Investment in education is giving Korea and other nations a distinct competitive edge.
It is not enough to simply have colleges and universities churning out large number of graduates. While Asia is already home to the largest higher education systems globally - with some 40 million students enrolled in schools in the People’s Republic of China and India alone - the quality of the education that many students are receiving still needs improvement.
A recent McKinsey report on global labor markets found that only one-quarter of India’s engineering graduates and just 15 percent of its finance and accounting students are considered globally competitive. In the People’s Republic of China, this falls to just 10 percent of engineering students and 15 percent of finance and accounting graduates.

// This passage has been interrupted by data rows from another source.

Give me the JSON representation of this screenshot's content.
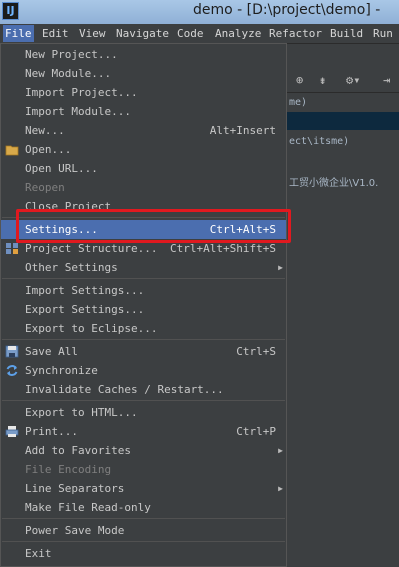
{
  "window": {
    "title": "demo - [D:\\project\\demo] -",
    "app_icon_glyph": "IJ"
  },
  "menubar": {
    "items": [
      "File",
      "Edit",
      "View",
      "Navigate",
      "Code",
      "Analyze",
      "Refactor",
      "Build",
      "Run"
    ],
    "active": "File"
  },
  "background": {
    "tree_lines": [
      "me)",
      "ect\\itsme)",
      "工贸小微企业\\V1.0."
    ]
  },
  "file_menu": {
    "items": [
      {
        "label": "New Project...",
        "shortcut": ""
      },
      {
        "label": "New Module...",
        "shortcut": ""
      },
      {
        "label": "Import Project...",
        "shortcut": ""
      },
      {
        "label": "Import Module...",
        "shortcut": ""
      },
      {
        "label": "New...",
        "shortcut": "Alt+Insert"
      },
      {
        "label": "Open...",
        "shortcut": ""
      },
      {
        "label": "Open URL...",
        "shortcut": ""
      },
      {
        "label": "Reopen",
        "shortcut": ""
      },
      {
        "label": "Close Project",
        "shortcut": ""
      },
      {
        "label": "Settings...",
        "shortcut": "Ctrl+Alt+S"
      },
      {
        "label": "Project Structure...",
        "shortcut": "Ctrl+Alt+Shift+S"
      },
      {
        "label": "Other Settings",
        "shortcut": ""
      },
      {
        "label": "Import Settings...",
        "shortcut": ""
      },
      {
        "label": "Export Settings...",
        "shortcut": ""
      },
      {
        "label": "Export to Eclipse...",
        "shortcut": ""
      },
      {
        "label": "Save All",
        "shortcut": "Ctrl+S"
      },
      {
        "label": "Synchronize",
        "shortcut": ""
      },
      {
        "label": "Invalidate Caches / Restart...",
        "shortcut": ""
      },
      {
        "label": "Export to HTML...",
        "shortcut": ""
      },
      {
        "label": "Print...",
        "shortcut": "Ctrl+P"
      },
      {
        "label": "Add to Favorites",
        "shortcut": ""
      },
      {
        "label": "File Encoding",
        "shortcut": ""
      },
      {
        "label": "Line Separators",
        "shortcut": ""
      },
      {
        "label": "Make File Read-only",
        "shortcut": ""
      },
      {
        "label": "Power Save Mode",
        "shortcut": ""
      },
      {
        "label": "Exit",
        "shortcut": ""
      }
    ]
  },
  "icons": {
    "open": "folder-icon",
    "project_structure": "project-structure-icon",
    "save_all": "save-icon",
    "synchronize": "sync-icon",
    "print": "printer-icon",
    "toolbar": [
      "target-icon",
      "collapse-icon",
      "gear-icon",
      "hide-icon"
    ]
  },
  "colors": {
    "highlight": "#4b6eaf",
    "annotation_box": "#e0191f"
  }
}
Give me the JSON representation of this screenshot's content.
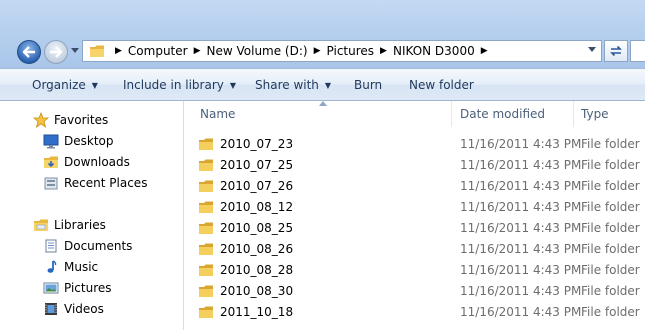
{
  "address": {
    "crumbs": [
      "Computer",
      "New Volume (D:)",
      "Pictures",
      "NIKON D3000"
    ]
  },
  "toolbar": {
    "organize": "Organize",
    "include_in_library": "Include in library",
    "share_with": "Share with",
    "burn": "Burn",
    "new_folder": "New folder"
  },
  "nav": {
    "favorites": "Favorites",
    "desktop": "Desktop",
    "downloads": "Downloads",
    "recent_places": "Recent Places",
    "libraries": "Libraries",
    "documents": "Documents",
    "music": "Music",
    "pictures": "Pictures",
    "videos": "Videos"
  },
  "columns": {
    "name": "Name",
    "date_modified": "Date modified",
    "type": "Type"
  },
  "files": [
    {
      "name": "2010_07_23",
      "date": "11/16/2011 4:43 PM",
      "type": "File folder"
    },
    {
      "name": "2010_07_25",
      "date": "11/16/2011 4:43 PM",
      "type": "File folder"
    },
    {
      "name": "2010_07_26",
      "date": "11/16/2011 4:43 PM",
      "type": "File folder"
    },
    {
      "name": "2010_08_12",
      "date": "11/16/2011 4:43 PM",
      "type": "File folder"
    },
    {
      "name": "2010_08_25",
      "date": "11/16/2011 4:43 PM",
      "type": "File folder"
    },
    {
      "name": "2010_08_26",
      "date": "11/16/2011 4:43 PM",
      "type": "File folder"
    },
    {
      "name": "2010_08_28",
      "date": "11/16/2011 4:43 PM",
      "type": "File folder"
    },
    {
      "name": "2010_08_30",
      "date": "11/16/2011 4:43 PM",
      "type": "File folder"
    },
    {
      "name": "2011_10_18",
      "date": "11/16/2011 4:43 PM",
      "type": "File folder"
    }
  ],
  "colors": {
    "titlebar": "#b7d0ee",
    "folder": "#f3c95a",
    "header_text": "#4c607a",
    "meta_text": "#6d6d6d"
  }
}
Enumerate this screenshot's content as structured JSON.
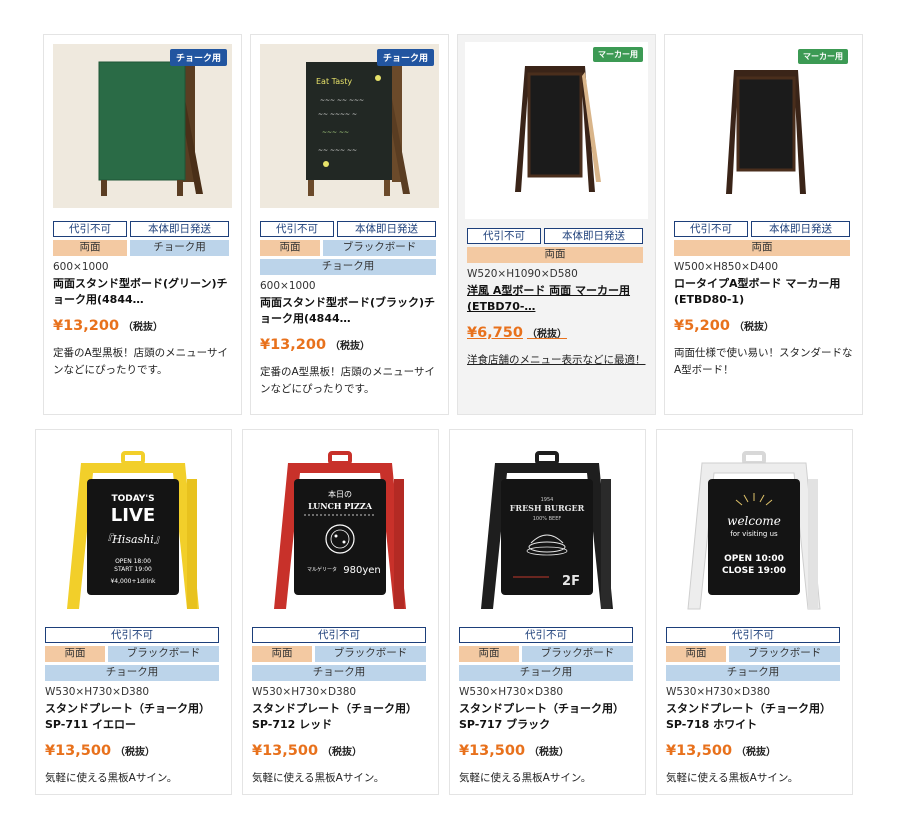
{
  "products": [
    {
      "badge": "チョーク用",
      "badge_type": "chalk",
      "image": "green-chalkboard-stand",
      "tags": [
        [
          "代引不可",
          "本体即日発送"
        ],
        [
          "両面",
          "チョーク用"
        ]
      ],
      "dims": "600×1000",
      "name": "両面スタンド型ボード(グリーン)チョーク用(4844…",
      "price": "¥13,200",
      "tax": "（税抜）",
      "desc": "定番のA型黒板！店頭のメニューサインなどにぴったりです。"
    },
    {
      "badge": "チョーク用",
      "badge_type": "chalk",
      "image": "black-chalkboard-stand",
      "tags": [
        [
          "代引不可",
          "本体即日発送"
        ],
        [
          "両面",
          "ブラックボード"
        ],
        [
          "チョーク用"
        ]
      ],
      "dims": "600×1000",
      "name": "両面スタンド型ボード(ブラック)チョーク用(4844…",
      "price": "¥13,200",
      "tax": "（税抜）",
      "desc": "定番のA型黒板！店頭のメニューサインなどにぴったりです。"
    },
    {
      "badge": "マーカー用",
      "badge_type": "marker",
      "image": "western-a-frame-board",
      "tags": [
        [
          "代引不可",
          "本体即日発送"
        ],
        [
          "両面"
        ]
      ],
      "dims": "W520×H1090×D580",
      "name": "洋風 A型ボード 両面 マーカー用(ETBD70-…",
      "price": "¥6,750",
      "tax": "（税抜）",
      "desc": "洋食店舗のメニュー表示などに最適！"
    },
    {
      "badge": "マーカー用",
      "badge_type": "marker",
      "image": "low-a-frame-board",
      "tags": [
        [
          "代引不可",
          "本体即日発送"
        ],
        [
          "両面"
        ]
      ],
      "dims": "W500×H850×D400",
      "name": "ロータイプA型ボード マーカー用(ETBD80-1)",
      "price": "¥5,200",
      "tax": "（税抜）",
      "desc": "両面仕様で使い易い！スタンダードなA型ボード！"
    },
    {
      "image": "yellow-stand-plate",
      "tags": [
        [
          "代引不可"
        ],
        [
          "両面",
          "ブラックボード"
        ],
        [
          "チョーク用"
        ]
      ],
      "dims": "W530×H730×D380",
      "name": "スタンドプレート（チョーク用）SP-711 イエロー",
      "price": "¥13,500",
      "tax": "（税抜）",
      "desc": "気軽に使える黒板Aサイン。",
      "sign": {
        "line1": "TODAY'S",
        "line2": "LIVE",
        "line3": "『Hisashi』",
        "line4": "OPEN 18:00",
        "line5": "START 19:00",
        "line6": "¥4,000+1drink"
      }
    },
    {
      "image": "red-stand-plate",
      "tags": [
        [
          "代引不可"
        ],
        [
          "両面",
          "ブラックボード"
        ],
        [
          "チョーク用"
        ]
      ],
      "dims": "W530×H730×D380",
      "name": "スタンドプレート（チョーク用）SP-712 レッド",
      "price": "¥13,500",
      "tax": "（税抜）",
      "desc": "気軽に使える黒板Aサイン。",
      "sign": {
        "line1": "本日の",
        "line2": "LUNCH PIZZA",
        "line3": "マルゲリータ",
        "line4": "980yen"
      }
    },
    {
      "image": "black-stand-plate",
      "tags": [
        [
          "代引不可"
        ],
        [
          "両面",
          "ブラックボード"
        ],
        [
          "チョーク用"
        ]
      ],
      "dims": "W530×H730×D380",
      "name": "スタンドプレート（チョーク用）SP-717 ブラック",
      "price": "¥13,500",
      "tax": "（税抜）",
      "desc": "気軽に使える黒板Aサイン。",
      "sign": {
        "line1": "1954",
        "line2": "FRESH BURGER",
        "line3": "100% BEEF",
        "line4": "2F"
      }
    },
    {
      "image": "white-stand-plate",
      "tags": [
        [
          "代引不可"
        ],
        [
          "両面",
          "ブラックボード"
        ],
        [
          "チョーク用"
        ]
      ],
      "dims": "W530×H730×D380",
      "name": "スタンドプレート（チョーク用）SP-718 ホワイト",
      "price": "¥13,500",
      "tax": "（税抜）",
      "desc": "気軽に使える黒板Aサイン。",
      "sign": {
        "line1": "welcome",
        "line2": "for visiting us",
        "line3": "OPEN  10:00",
        "line4": "CLOSE 19:00"
      }
    }
  ]
}
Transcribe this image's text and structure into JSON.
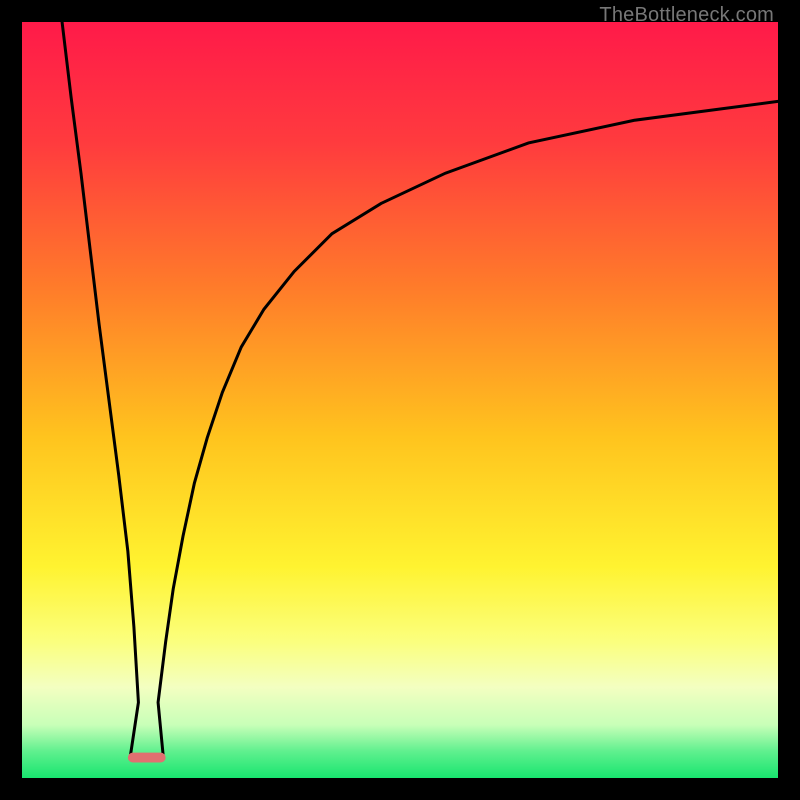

Is Asia producing the right kind of graduates? For many businesses across Asia, the answer is no. The lack of required technical skills remains one of the primary reasons posts go unfilled.
Against this backdrop, many developing Asian nations would stand to benefit by following Korea’s example.
Korea has shown us that building a labor force capable of supporting sustained growth requires that students receive the correct mix of quality skills and knowledge - not just degrees. Equipped with the right skills, the workforce can be flexibly deployed, achieve high productivity levels, work effectively with existing technology and engage in innovation.
Building the world-class universities to drive this change requires many things: a high concentration of talent, both in faculty and students; investment in infrastructure and research to entice high-level scientists and researchers; highly selective student admissions based on merit; and good governance that inspires leadership and encourages strategic vision, innovation and flexibility. Regional cooperation in education can also help raise university standards. This allows more networking among institutions and provides more learning opportunities, especially from regional world-class universities.
Again, Korea provides us with a good example.
Inviting top management from universities in developing Asia to strengthen academic programs through cooperation and collaboration - as Seoul National University recently did at its Seoul Asian Universities Forum, which included 24 universities from 12 Asian countries - is a solid start to producing the quality graduates that Asia needs.
I congratulate Seoul National University, and President Oh Yeon-cheon and his team for this initiative.
Korea has shown us that a knowledge economy is a strong economy. All of Asia can all benefit from that.
*The writer is vice president of the Asian Development Bank for Knowledge Management and Sustainable Development.